Selasa, 02 September 2008

Kembali Ke Makna Ramadhan

Oleh : Yuniar Kustanto

Datangnya bulan suci Ramadhan sangat dinanti kaum muslimin di seluruh belahan bumi dunia. Di negara – negara arab bulan Ramadhan di sambut dengan gemerlapnya lampu – lampu serta lampion – lampion yang mewarnai setiap jalan dan rumah – rumah. Sedangkan di negara – negara benua eropa (examp : Austria dan Swedia) menjelang bulan suci muslim diramaikan dengan kampanye pengumpulan sedekah dan paket lebaran untuk keluarga miskin dan anak – anak yatim piatu. Indonesia tidak mau kalah, pesta penyambutan bulan suci itu pun berlangsung meriah disetiap daerah. mulai dari budaya padusan, Targhib atau pawai Ramadhan, hingga acara semeriah pesta pun dilakukan. itu semua dilakukan demi menyambut bulan suci.

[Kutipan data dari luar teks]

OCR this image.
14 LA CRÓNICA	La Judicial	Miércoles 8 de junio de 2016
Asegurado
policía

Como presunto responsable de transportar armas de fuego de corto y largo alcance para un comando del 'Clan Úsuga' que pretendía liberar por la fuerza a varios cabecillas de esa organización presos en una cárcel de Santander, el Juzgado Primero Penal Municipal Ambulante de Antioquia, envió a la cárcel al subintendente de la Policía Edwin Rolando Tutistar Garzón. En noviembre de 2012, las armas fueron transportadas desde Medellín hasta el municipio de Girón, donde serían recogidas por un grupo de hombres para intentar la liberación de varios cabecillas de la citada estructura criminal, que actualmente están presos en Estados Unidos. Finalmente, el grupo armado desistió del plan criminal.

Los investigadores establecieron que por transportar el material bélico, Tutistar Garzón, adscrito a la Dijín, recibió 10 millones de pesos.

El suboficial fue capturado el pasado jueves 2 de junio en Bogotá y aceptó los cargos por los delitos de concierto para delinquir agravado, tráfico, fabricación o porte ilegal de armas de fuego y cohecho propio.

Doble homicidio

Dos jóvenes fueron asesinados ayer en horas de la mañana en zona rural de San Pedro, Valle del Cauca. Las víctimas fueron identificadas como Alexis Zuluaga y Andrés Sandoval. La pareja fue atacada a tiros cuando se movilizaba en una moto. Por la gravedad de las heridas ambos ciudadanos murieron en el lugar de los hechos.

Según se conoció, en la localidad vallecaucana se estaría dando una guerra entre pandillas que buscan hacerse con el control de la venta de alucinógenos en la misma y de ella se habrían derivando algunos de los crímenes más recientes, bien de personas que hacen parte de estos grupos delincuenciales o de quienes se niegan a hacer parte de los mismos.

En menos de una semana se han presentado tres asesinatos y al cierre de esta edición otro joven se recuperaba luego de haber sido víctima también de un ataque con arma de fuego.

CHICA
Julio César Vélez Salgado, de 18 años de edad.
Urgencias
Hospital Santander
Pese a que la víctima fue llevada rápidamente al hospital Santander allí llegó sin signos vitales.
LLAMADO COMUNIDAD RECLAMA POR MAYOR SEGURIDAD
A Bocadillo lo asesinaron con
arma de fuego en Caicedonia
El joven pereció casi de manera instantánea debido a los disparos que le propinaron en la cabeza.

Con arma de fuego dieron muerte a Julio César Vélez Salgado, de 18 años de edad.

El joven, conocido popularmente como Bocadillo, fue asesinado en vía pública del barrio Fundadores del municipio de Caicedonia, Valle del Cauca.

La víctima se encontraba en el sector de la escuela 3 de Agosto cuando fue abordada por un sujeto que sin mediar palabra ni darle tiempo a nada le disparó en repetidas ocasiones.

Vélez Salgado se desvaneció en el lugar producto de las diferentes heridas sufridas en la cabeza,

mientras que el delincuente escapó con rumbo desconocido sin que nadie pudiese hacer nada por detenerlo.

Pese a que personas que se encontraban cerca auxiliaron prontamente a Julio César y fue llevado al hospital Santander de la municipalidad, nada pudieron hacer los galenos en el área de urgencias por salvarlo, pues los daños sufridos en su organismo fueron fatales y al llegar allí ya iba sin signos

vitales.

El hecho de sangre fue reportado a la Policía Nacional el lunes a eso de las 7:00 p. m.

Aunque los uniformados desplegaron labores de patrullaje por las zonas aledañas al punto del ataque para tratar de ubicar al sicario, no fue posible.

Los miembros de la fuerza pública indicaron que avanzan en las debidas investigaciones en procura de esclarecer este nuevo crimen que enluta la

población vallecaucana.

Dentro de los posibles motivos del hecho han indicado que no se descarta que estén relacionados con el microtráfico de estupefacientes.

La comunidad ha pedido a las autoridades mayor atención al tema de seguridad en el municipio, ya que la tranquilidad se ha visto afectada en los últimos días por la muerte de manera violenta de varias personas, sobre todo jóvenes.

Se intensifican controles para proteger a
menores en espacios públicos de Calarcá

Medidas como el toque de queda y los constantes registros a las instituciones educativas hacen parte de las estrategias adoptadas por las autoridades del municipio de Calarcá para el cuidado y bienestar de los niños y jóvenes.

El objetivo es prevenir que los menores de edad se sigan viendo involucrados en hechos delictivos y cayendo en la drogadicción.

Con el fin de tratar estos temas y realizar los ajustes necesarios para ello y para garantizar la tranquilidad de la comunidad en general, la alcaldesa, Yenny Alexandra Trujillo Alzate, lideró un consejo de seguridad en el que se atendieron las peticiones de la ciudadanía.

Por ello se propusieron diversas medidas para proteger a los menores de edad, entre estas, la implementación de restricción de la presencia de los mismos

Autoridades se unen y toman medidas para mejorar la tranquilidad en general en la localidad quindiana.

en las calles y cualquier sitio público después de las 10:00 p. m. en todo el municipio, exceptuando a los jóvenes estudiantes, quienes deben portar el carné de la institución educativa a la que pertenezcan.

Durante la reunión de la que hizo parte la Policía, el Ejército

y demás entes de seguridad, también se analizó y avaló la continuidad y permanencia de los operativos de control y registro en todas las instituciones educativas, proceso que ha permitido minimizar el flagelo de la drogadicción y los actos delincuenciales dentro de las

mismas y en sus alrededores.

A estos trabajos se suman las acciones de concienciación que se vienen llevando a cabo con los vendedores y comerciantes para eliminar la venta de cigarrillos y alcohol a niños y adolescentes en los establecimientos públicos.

Pada umumnya kaum muslimin terutama masyarkat Indonesia senantiasa menyambut Ramadhan dengan symbol – symbol keagamaan artyfisial. Walaupun symbol – symbol seperti itu perlu mengingat eksistensi Islam dan hikmah Ramadhan yang perlu disampaikan. Namun, disisi lain symbol – symbol artificial seperti itu tidak dibarengi dengan aktifitas – aktifitas ruhani dan pendekatan diri terhadap sang Pencipta. Bahkan, ada juga masyarakat yang belum tersadarkan untuk mencoba menyingkap ruh dan efek yang seharusnya timbul dari proses ibadah tersebut. Hal ini dibuktikan dengan pada waktu malam pertama Ramadhan masih saja ada pasangan muda – mudi yang belum menikah ( pacaran ) berkeliaran berbonceng ria tanpa menghiraukan adanya ibadah sholat Isya dan tarawih di masjid - masjid . Selain itu, di pinggir – pinggir jalan ada juga yang nongkrong baik di kucingan ataupun di trotoar – trotoar masih terhitung cukup banyak.
Hal ini yang menjadi perhatian penulis bahwa masih kurangnya kesadaran mahasiswa akan makna bulan Ramadhan itu sendiri. Jikalau kita mau menilik tarikh ataupun sirah nabi dan sahabat, disana disampaikan bahwa ketika menjelang bulan Ramadhan berbagai persiapan pun dilakukan jauh – jauh hari oleh Rasulullah dan para Sahabat. Mulai dari puasa bulan Sya’ban, memperbanyak infaq, hingga melakukan amalan salih lainnya. Bahkan, Rasulullah saw sendiri ketika menjelang Ramadhan mengumpulkan para sahabatnya untuk mengingatkan dan menyampaikan kepada mereka tentang hikmah dan keutamaan Ramadhan agar para sahabat memiliki kesemangatan dalam beribadah di bulan Ramadhan. Sehingga tidak disangsikan lagi bahwa pada generasi ini Islam memiliki kejayaan pada level tertinggi.
Fenomena – fenomena yang disampaikan penulis di atas tadi cukup menjadi ironi dan kontradiksi dengan apa yang di lakukan pada zaman Rasul dan sahabat. Penulis merasakan semakin maju peradaban manusia semakin hilang makna Ramadhan pada kehidupan. Seakan – akan Ramadhan bagi sebagian mahasiswa Unnes hanya sebagai bulan biasa saja, tanpa adanya efek positif apa – apa. Tampaknya sudah saatnya kita kembali memaknai Ramadhan dengan apa yang di maknai oleh para sahabat dan salafus salih. Kajian – kajian Ramadhan di masjid - masjid, kantor - kantor sudah saatnya dipenuhi oleh masyarakat muslim dari berbagai penjuru tanpa mempedulikan ras dan golongan. Sikap – sikap saling mengingatkan akan kebaikan perlu ditumbuhkan kembali di kalangan masyarakat, budaya – budaya masyarakat yang terkesan hedonistik dan mubadzir perlu diganti dengan budaya – budaya yang bermanfaat bagi umat sehingga Ramadhan tahun ini dapat menjadi titik tolak perubahan manusia untuk membentuk generasi unggul yang mampu mencetak peradaban manusia menuju tingkat yang lebih tinggi. Jangan sampai kita melewati Ramdhan tahun ini tanpa memperoleh apa – apa seperti yang di sabdakan Rasulullah saw ; “ Barangsiapa tidak memperoleh kebaikan Ramadhan, maka dia tidak memperoleh bagian apa – apa “.